“El hielo se derrite y las mareas suben. Eso lo sabemos todos. Pero qué tan rápido está pasando, no estamos seguros”, esta es una de las primeras líneas del director Lars Henrik Ostenfeld en su última película: “Into the Ice”, un documental que explora, en un discurso bien elaborado y de gran impacto visual, cómo las amenazas del cambio climático están más cerca de lo que pensamos.

Tres glaciólogos líderes en su campo de estudio se adentran en Groenlandia para estudiar más a fondo el efecto del hombre en la naturaleza.
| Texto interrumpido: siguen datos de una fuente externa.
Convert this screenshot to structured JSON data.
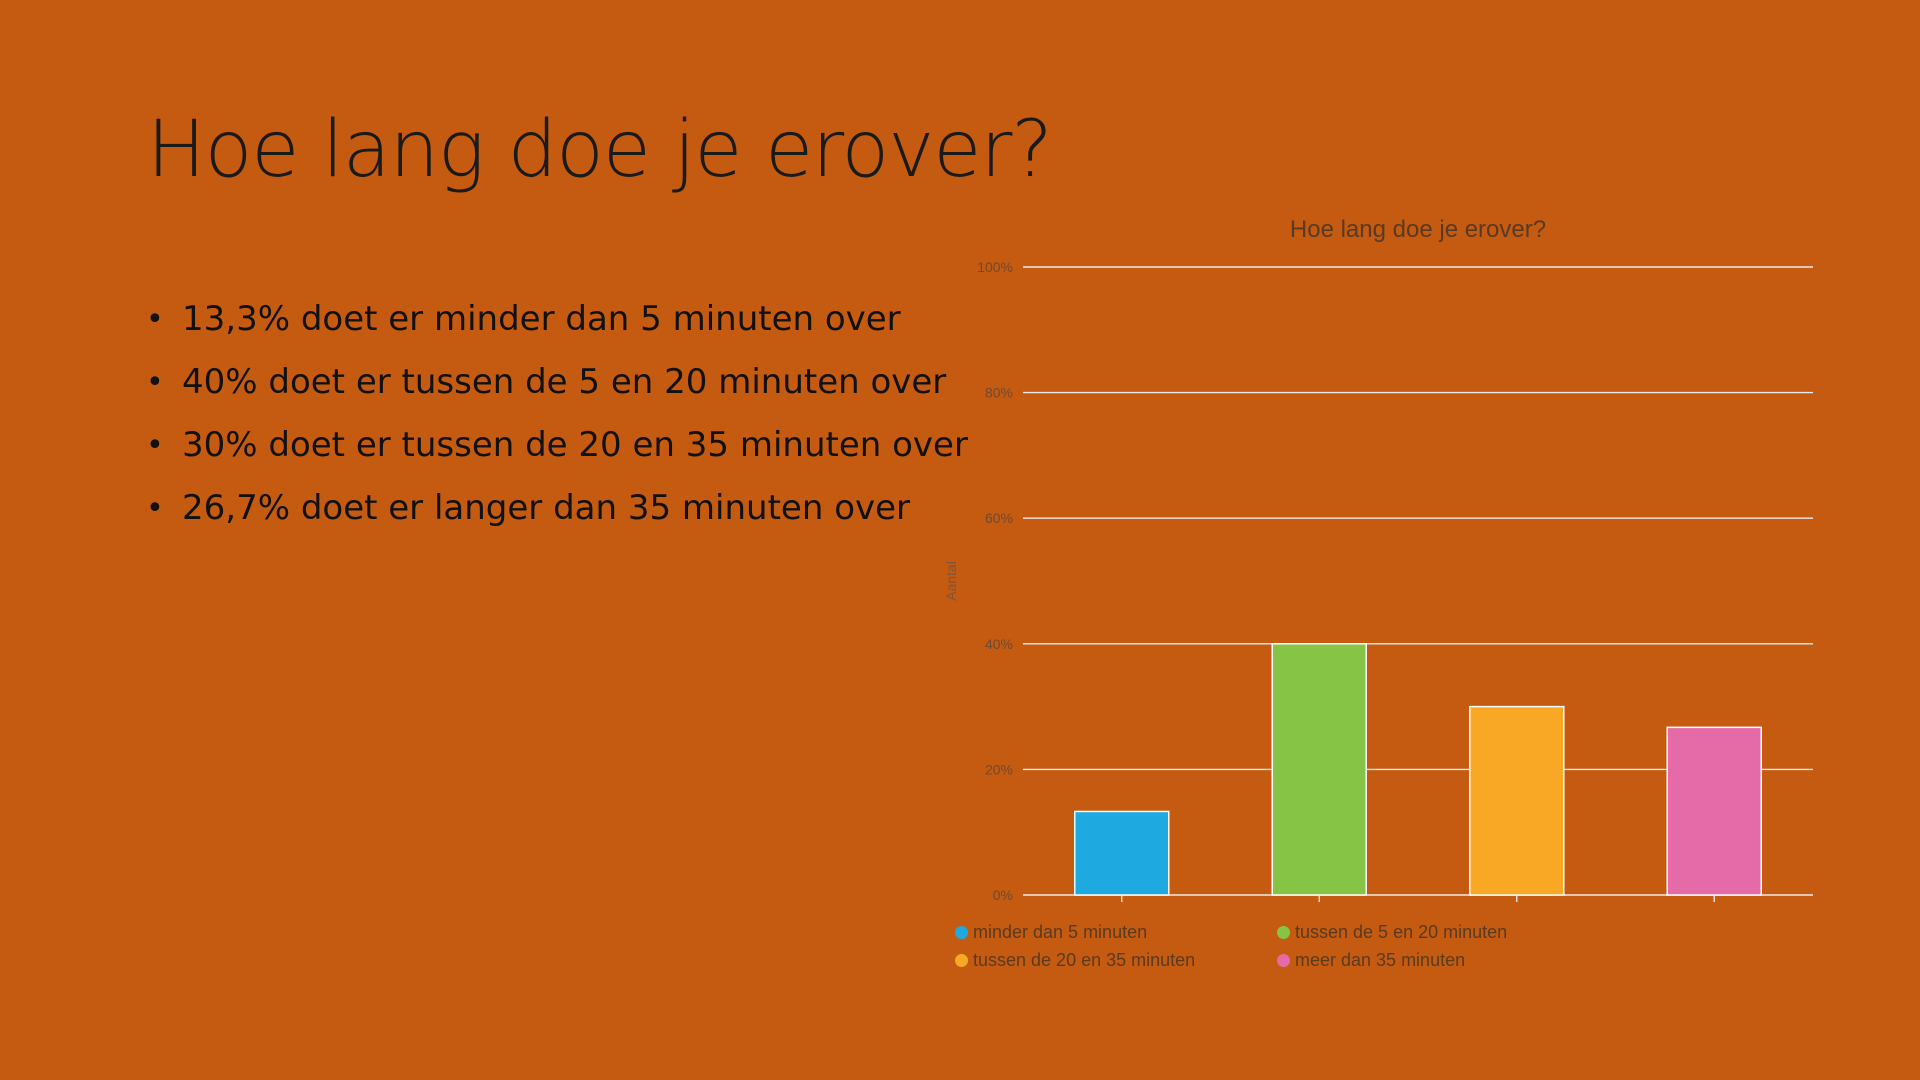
{
  "slide": {
    "title": "Hoe lang doe je erover?",
    "bullets": [
      "13,3% doet er minder dan 5 minuten over",
      "40% doet er tussen de 5 en 20 minuten over",
      "30% doet er tussen de 20 en 35 minuten over",
      "26,7% doet er langer dan 35 minuten over"
    ],
    "background_color": "#C55A11"
  },
  "chart_data": {
    "type": "bar",
    "title": "Hoe lang doe je erover?",
    "ylabel": "Aantal",
    "xlabel": "",
    "categories": [
      "minder dan 5 minuten",
      "tussen de 5 en 20 minuten",
      "tussen de 20 en 35 minuten",
      "meer dan 35 minuten"
    ],
    "values": [
      13.3,
      40,
      30,
      26.7
    ],
    "colors": [
      "#1EA9E1",
      "#86C446",
      "#F9A825",
      "#E56BA8"
    ],
    "y_ticks": [
      "0%",
      "20%",
      "40%",
      "60%",
      "80%",
      "100%"
    ],
    "ylim": [
      0,
      100
    ],
    "grid": true,
    "legend_position": "bottom"
  }
}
Desde armar bibliotecas de hielo hasta adentrarse en molinos glaciares de más de cien metros de profundidad, esta gran aventura científica es un llamado de atención a hacer algo ante un fenómeno cuyo efecto es cada vez más difícil de negar.
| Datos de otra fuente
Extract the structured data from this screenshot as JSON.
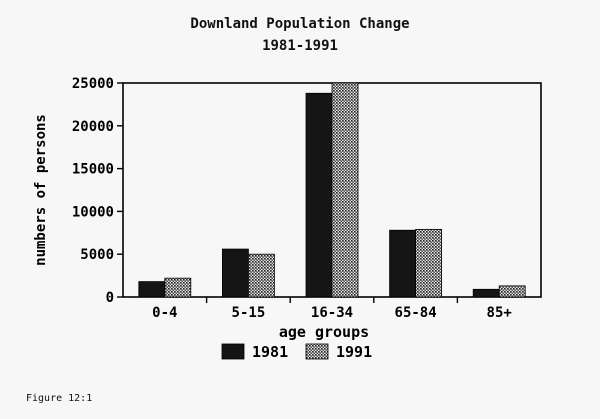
{
  "caption": "Figure 12:1",
  "chart_data": {
    "type": "bar",
    "title": "Downland Population Change",
    "subtitle": "1981-1991",
    "xlabel": "age groups",
    "ylabel": "numbers of persons",
    "categories": [
      "0-4",
      "5-15",
      "16-34",
      "65-84",
      "85+"
    ],
    "series": [
      {
        "name": "1981",
        "values": [
          1800,
          5600,
          23800,
          7800,
          900
        ],
        "pattern": "solid",
        "color": "#151515"
      },
      {
        "name": "1991",
        "values": [
          2200,
          5000,
          25000,
          7900,
          1300
        ],
        "pattern": "dotted",
        "color": "#555555"
      }
    ],
    "ylim": [
      0,
      25000
    ],
    "yticks": [
      "0",
      "5000",
      "10000",
      "15000",
      "20000",
      "25000"
    ],
    "grid": false,
    "legend_position": "bottom-center"
  }
}
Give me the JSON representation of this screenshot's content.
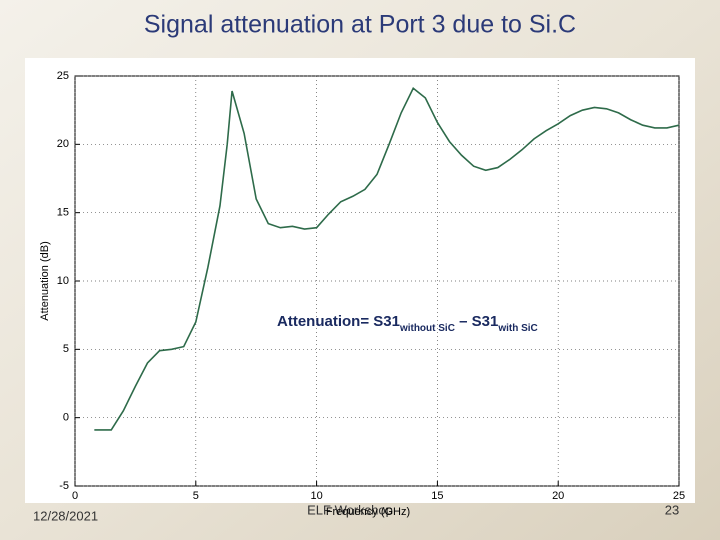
{
  "slide": {
    "title": "Signal attenuation at Port 3 due to Si.C",
    "date": "12/28/2021",
    "footer": "ELF Workshop",
    "page_number": "23"
  },
  "chart_data": {
    "type": "line",
    "x_label": "Frequency (GHz)",
    "y_label": "Attenuation (dB)",
    "annotation": [
      "Attenuation= S31",
      "without SiC",
      " – S31",
      "with SiC"
    ],
    "x": [
      0.8,
      1.5,
      2,
      2.5,
      3,
      3.5,
      4,
      4.5,
      5,
      5.5,
      6,
      6.3,
      6.5,
      7,
      7.5,
      8,
      8.5,
      9,
      9.5,
      10,
      10.5,
      11,
      11.5,
      12,
      12.5,
      13,
      13.5,
      14,
      14.5,
      15,
      15.5,
      16,
      16.5,
      17,
      17.5,
      18,
      18.5,
      19,
      19.5,
      20,
      20.5,
      21,
      21.5,
      22,
      22.5,
      23,
      23.5,
      24,
      24.5,
      25
    ],
    "values": [
      -0.9,
      -0.9,
      0.5,
      2.3,
      4,
      4.9,
      5,
      5.2,
      7,
      11,
      15.5,
      20,
      23.9,
      20.8,
      16,
      14.2,
      13.9,
      14,
      13.8,
      13.9,
      14.9,
      15.8,
      16.2,
      16.7,
      17.8,
      20,
      22.3,
      24.1,
      23.4,
      21.6,
      20.2,
      19.2,
      18.4,
      18.1,
      18.3,
      18.9,
      19.6,
      20.4,
      21,
      21.5,
      22.1,
      22.5,
      22.7,
      22.6,
      22.3,
      21.8,
      21.4,
      21.2,
      21.2,
      21.4
    ],
    "color": "#2e6b4a",
    "xlim": [
      0,
      25
    ],
    "ylim": [
      -5,
      25
    ],
    "xticks": [
      0,
      5,
      10,
      15,
      20,
      25
    ],
    "yticks": [
      -5,
      0,
      5,
      10,
      15,
      20,
      25
    ],
    "grid": true
  }
}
Las dos mayores virtudes de esta pieza son: su gran capacidad para trasladar a términos digeribles conceptos extremadamente complejos sobre la glaciología, algo que es apoyado por la gran pasión de sus personajes ante el tema; y su fotografía, la cual nos da la sensación de estar presenciando una aventura de proporciones épicas. Estos dos factores se combinan y nos dan una serie de escenas poderosas en las cuales uno siente el peligro que viven estas personas día a día con tal de encontrar respuestas que puedan salvar vidas. 

Si bien el gran descenso al molino es el punto álgido de la historia (no por nada está en el póster), incluso los momentos más pequeños están impregnados de una curiosidad contagiosa para el espectador. La cotidianidad de estas personas enamora y hace que nos sintamos partícipes en la investigación: esto es en parte gracias a la muy acertada decisión del director de salir a cuadro y ser un personaje activo en el relato, lo cual hace que éste funcione como una especie de sustituto para la audiencia.

Sin embargo, una cosa es cierta: esto no es “Una verdad incómoda” o “Inside Job”; aunque sí se puede seguir la trama sin confusiones, aquellos acostumbrados a un formato un poco más convencional y periodístico para este tipo de documentales probablemente luchen un poco con el ritmo: fuera de unas pocas gráficas para ilustrar ciertos movimientos del agua abajo de la tierra, los datos son contados por los propios científicos a cámara mientras nos muestran el trabajo. No tenemos talking heads acompañados de animaciones dinámicas y material de archivo: el resultado es una obra muy completa en términos cinematográficos y emocionalmente más cercana, pero (de manera similar a “Cow”) una que puede ser difícil al inicio para quienes esperen más datos duros y estadísticas.

Este es un documental importante que no sólo visibiliza un problema relevante para todos, sino que además enaltece el trabajo de quienes luchan día con día por encontrar soluciones, aún arriesgando sus vidas. La naturaleza es hermosa y temible, entenderla requiere amor y respeto en partes iguales: “Into the Ice” lo hace de una manera efectiva que ojalá contagie a muchos su gran pasión por salvar este planeta.

“Into the Ice” tuvo su premiere mundial en CPH:DOX 2022.